In the ICSE Class 9 Mathematics curriculum, the topic of triangles is a fundamental part of geometry. Here is a summary of the key concepts covered:

1. **Types of Triangles**: Triangles are classified based on their sides and angles. They can be classified as equilateral (all sides are equal), isosceles (two sides are equal), or scalene (no sides are equal). Based on angles, triangles can be acute (all angles are less than 90 degrees), obtuse (one angle is greater than 90 degrees), or right-angled (one angle is exactly 90 degrees).

2. **Properties of Triangles**: Various properties of triangles are discussed, including the sum of interior angles (which is always 180 degrees), the exterior angle property (an exterior angle is equal to the sum of the two interior opposite angles), and the Pythagorean theorem (in a right-angled triangle, the square of the hypotenuse is equal to the sum of the squares of the other two sides).

3. **Congruence of Triangles**: Two triangles are congruent if their corresponding sides and angles are equal. Various criteria for triangle congruence are discussed, including Side-Angle-Side (SAS), Side-Side-Side (SSS), Angle-Side-Angle (ASA), and Angle-Angle-Side (AAS).

4. **Similarity of Triangles**: Two triangles are similar if their corresponding angles are equal and their corresponding sides are in proportion. The concept of similarity is important for solving problems involving indirect measurements and scale drawings.
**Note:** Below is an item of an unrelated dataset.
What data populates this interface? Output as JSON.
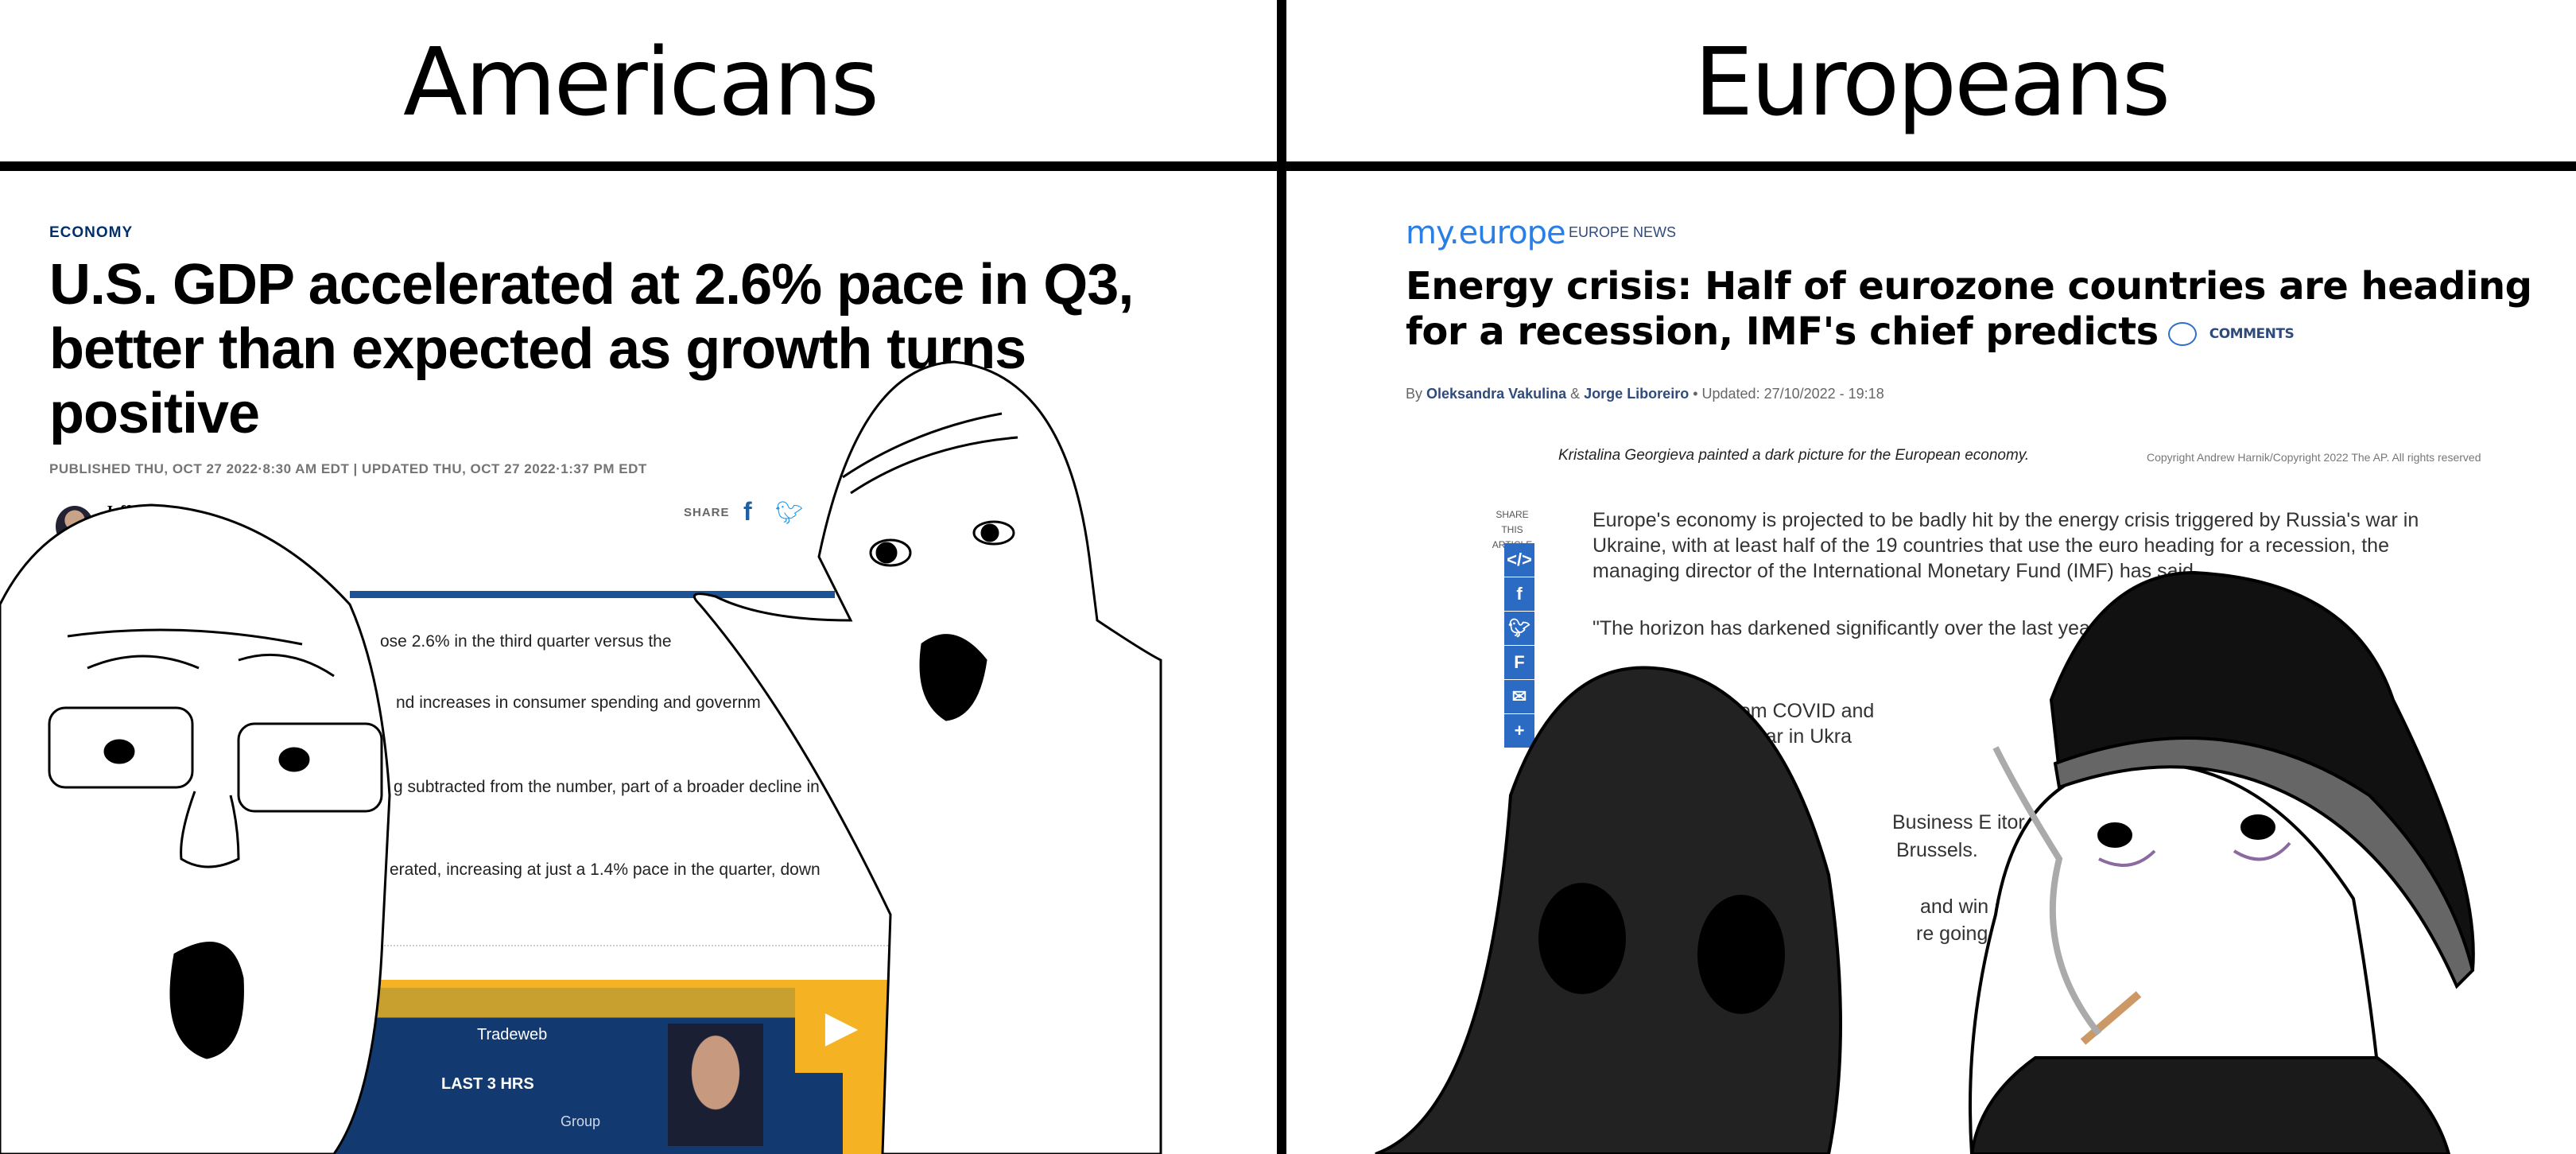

5. **Theorems Related to Similarity**: Theorems such as the Basic Proportionality Theorem (Thales theorem) and the Angle Bisector Theorem are discussed in the context of similar triangles.

6. **Application Problems**: Real-life problems involving triangles, such as finding the height of a flagpole, the distance between two inaccessible points, or the area of a triangle, are solved using the concepts of triangle properties and similarity.

Understanding these concepts is crucial for further studies in geometry and trigonometry.